Loss | Sparse Categorical Crossentropy |

### Logistic Regression

For the Logistic Regression Model, AutoML uses SciKit Learn’s Logistic Regression class.

The model hyperparameters are detailed below:

Hyperparameter | Value |
---|---|

Penalty | L2 |

Dual Formulation | False |

Tolerance | 1e-4 |

C (Inverse Regularization Parameter) | 1 |

Fit Intercept | True |

Intercept Scaling | 1 |

Class Weight | Balanced |

Solver | liblinear |

Max Iterations | 100 |

Multiclass | One-vs-Rest |

Warm Start | False |

Number of Jobs | 1 |

### Random Forest Classifier

For the Random Forest Classifier model, AutoML uses SciKit Learn’s Random Forest Classifier class.

The model hyperparameters are detailed below:

Hyperparameter | Value |
---|---|

Number of Estimators | 100 |

Criterion | Gini Impurity |

Max Depth | None |

Min Samples to Split | 2 |

Min Samples to be Leaf Node | 1 |

Min Fraction of Total Sum of Weights to be Leaf | 0 |

Max Features | Square root of number of features |

Max Leaf Nodes | None |

Min Impurity Decrease for Split | 0 |

Bootstrap | True |

Number of Jobs | 1 |

Warn Start | False |

Class Weight | Balanced |

## Model Selection Process

If the label column is of type float or complex, AutoML trains a regression model using XGBRegressor.

For classification models, AutoML uses the following selection process to determine the most accurate model:

If the dataset is too large, AutoML samples down the data to speed up the model selection process. The full dataset is still used for training after model selection.

The size of the dataset is calculated by multiplying the number of columns by the number of rows. If this calculated size is larger than the target size, sampling is needed. The number of rows that can be utilized is calculated by dividing the target size by the number of columns. This number of rows is randomly selected from the entire dataset to be used only for the purposes of model selection.
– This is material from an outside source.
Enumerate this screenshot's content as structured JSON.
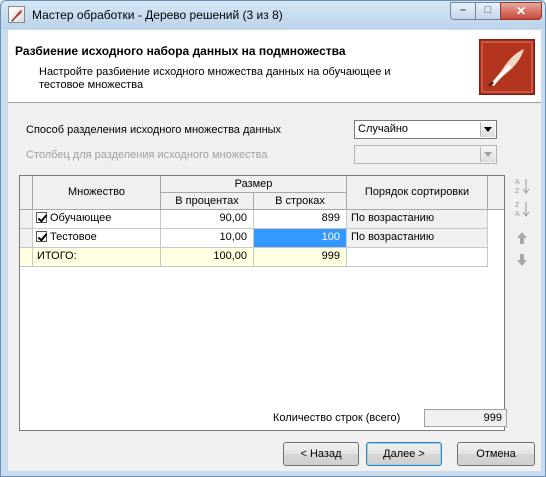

AutoML determines if the dataset presents a binary classification problem, or if multiple classes are present.

If it is a binary classification problem, the ROC AUC scoring metric is used.

Otherwise, the F1 scoring metric is used.

These scoring metrics are then computed for each model using Monte Carlo cross validation, with three training/testing splits of 70%/30%, to determine the best model.